4 p.m. Thursday: “An Innocent Man,” on making the law thrilling, includes Albany Law grad and former Westchester County DA Jeanine Pirro (author of the Dani Fox series of legal thrillers) and former L.A. County prosecutor Marcia Clark (author of the Rachel Knight legal thrillers)

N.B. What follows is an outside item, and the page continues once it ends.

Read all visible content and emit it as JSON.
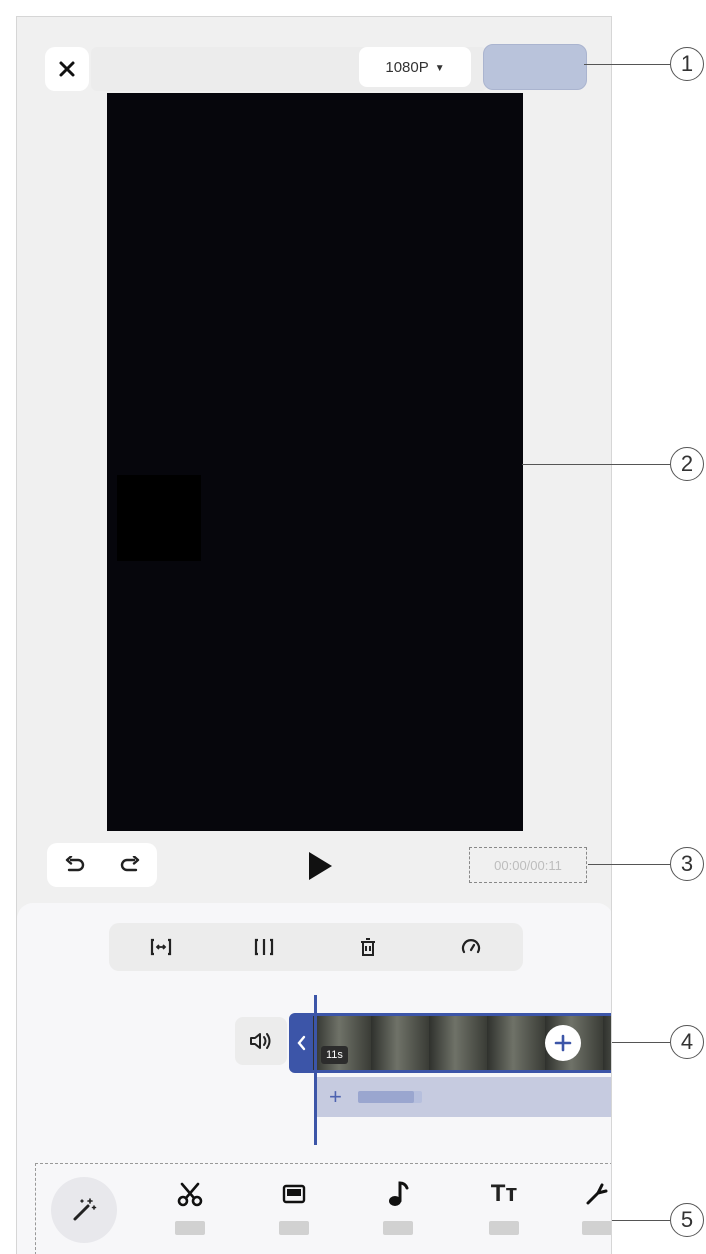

9 a.m. Friday: “Worst Comes to Worst,” on tragedy as entertainment, includes Albany novelist of hardboiled fiction Vincent Zandri

3:10 p.m. Friday: “Running on Ice,” on adrenaline-filled stories

10:20 a.m. Saturday: “You May Be Right,” on law enforcement and crime fiction, includes Albany novelist (and former NYPD cop) Robert Knightley

10:20 a.m. Saturday: “Money or Love,” on sleuths not getting paid, includes Schenectady novelist Joel Gomez-Dossi

12:30 p.m. Saturday: “Just the Way You Are,” on the confines of writing historical fiction, includes Saratoga Springs novelist M.E. Kemp

3:10 p.m. Saturday: “Modern Woman,” includes Louise Penny, a 2013 Anthony Award nominee who has won the same award for three years in a row

9 a.m. Sunday: “Pressure,” on being an author, includes Frankie Bailey, novelist and University at Albany professor

The Anthony Awards

The Anthony Awards will be presented at 8 p.m. Saturday. Here are the nominees:

Best novel: “Dare Me” by Megan Abbott; “The Trinity Game” by Sean Chercover; “Gone Girl” by Gillian Flynn; “The Beautiful Mystery” by Louise Penny; “The Other Woman” by Hank Phillippi Ryan

Best first novel: “Don’t Ever Get Old” by Daniel Friedman; “The Professionals” by Owen Laukkanen; “The Expats” by Chris Pavone; “The 500” by Matthew Quirk; “Black Fridays” by Michael Sears

Best paperback original: “Whiplash River” by Lou Berney; “Murder for Choir” by Joelle Charbonneau; “And She Was” by Alison Gaylin; “Blessed are the Dead” by Malla Nunn; “Big Maria” by Johnny Shaw

Best short story: “Mischief in Mesopotamia” by Dana Cameron, EQMM, Nov 2012; “Kept in the Dark” by Sheila Connolly, Best New England Crime Stories: Blood Moon; “The Lord is My Shamus” by Barb Goffman, Chesapeake Crimes: This Job is Murder; “Peaches” by Todd Robinson, Grift, Spring 2012; “The Unremarkable Heart” by Karin Slaughter, MWA Presents: Vengeance

Best critical nonfiction work: “Books to Die For” by John Connolly and Declan Burke, editors; “Blood Relations” by Joseph Goodrich, editor; “More Forensics and Fiction” by D.P. Lyle, M.D.; “The Grand Tour” by Mathew Prichard, editor; “In Pursuit of Spenser” by Otto Penzler, editor.